Fortunately, someone’s taken the property off my hands – the good folks at AllAfrica.com. AllAfrica was the original host for the aggregator – Kwin Kramer and I came up with the idea for BlogAfrica in 2003, and he hosted the first incarnation of the site on AllAfrica, back before there were many open source blog aggregators (or many African blogs.) When he moved from AllAfrica to other technical projects, I moved BlogAfrica over to my own servers, with substantial help from Boris Anthony, thinking that we might merge it with Global Voices. Over time, it’s become clear that the value of Global Voices is our editorial effort, not our reach as an aggregator, and the projects have remained unmerged.

So now AllAfrica is planning to revive the site, upgrading the technology and, I hope, helping integrate African blogs with their brilliant news content. The site will likely be dark for a couple of days during the transition, but I predict it will be back better and stronger than ever before. And it’s less likely that someone will break in and steal the copper plumbing.

4 thoughts on “Distressed properties, on and offline”

  1. Yes and no, Alaa. You’ve got to keep in mind – northern American cities, for the most part, are shrinking every year. A city like Buffalo had its best days early last century, and it’s had a population that’s been shrinking since the 1950s. I suspect there’s a small population of squatters in some of these buildings, but a lot of them are truly abandoned. In my hometown, Pittsfield, there’s not a ton of squatting in abandoned real estate… because it’s really, really cold and it’s hard to heat these old buildings without central heat.

  2. interesting so this closer to people leaving rural farming communities to urban cities than people leaving a decaying neighborhood to a better one in the same city.

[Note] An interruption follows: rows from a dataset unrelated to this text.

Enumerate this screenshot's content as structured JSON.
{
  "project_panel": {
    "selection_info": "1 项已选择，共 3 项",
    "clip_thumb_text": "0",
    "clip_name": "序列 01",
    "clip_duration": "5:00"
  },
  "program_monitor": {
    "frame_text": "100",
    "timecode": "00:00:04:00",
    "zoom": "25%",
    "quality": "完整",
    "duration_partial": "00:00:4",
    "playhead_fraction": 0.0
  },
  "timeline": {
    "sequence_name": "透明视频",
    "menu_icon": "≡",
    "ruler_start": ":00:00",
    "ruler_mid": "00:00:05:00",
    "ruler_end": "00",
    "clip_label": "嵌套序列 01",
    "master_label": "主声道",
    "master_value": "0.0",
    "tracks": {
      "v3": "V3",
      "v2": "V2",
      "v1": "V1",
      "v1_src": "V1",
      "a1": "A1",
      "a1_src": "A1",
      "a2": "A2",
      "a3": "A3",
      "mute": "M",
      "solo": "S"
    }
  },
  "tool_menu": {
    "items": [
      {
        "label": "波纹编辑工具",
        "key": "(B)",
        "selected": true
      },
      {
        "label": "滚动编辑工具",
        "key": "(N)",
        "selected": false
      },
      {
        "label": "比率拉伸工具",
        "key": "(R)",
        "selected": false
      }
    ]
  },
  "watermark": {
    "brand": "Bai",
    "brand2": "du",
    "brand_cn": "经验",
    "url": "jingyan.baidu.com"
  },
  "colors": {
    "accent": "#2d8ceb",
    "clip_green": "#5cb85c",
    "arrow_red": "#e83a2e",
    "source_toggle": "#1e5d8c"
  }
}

    or is this about birth rates?

  3. Alaa, I think it’s more about labor markets. A lot of small cities (like Buffalo and other small Northeastern cities) have lost their main employment bases. My hometown of Rochester, an hour from Buffalo, used to be the world headquarters of several major international corporations (Kodak, Xerox, Bausch & Lomb) and provided solid employment for everyone from PhD researchers to factory workers. Now there are basically just skeletons of those three companies in Rochester, and the main employer is the university. Young people like myself move away because we see no job opportunities in our home communities, and end up in expensive, crowded cities instead (I’m in Boston paying more for rent on my one bedroom in a 3-bedroom apartment than I would pay for an entire one-bedroom apartment of my own in Rochester). So Rochester has lots of dead real estate in its now-hollow city center, an OK suburban base, and an aging population apart from the people who come for university and then leave. Most of my high school classmates now live in New York City, Boston, Washington DC or San Francisco, or have moved to smaller cities in the South where the cost of living is lower.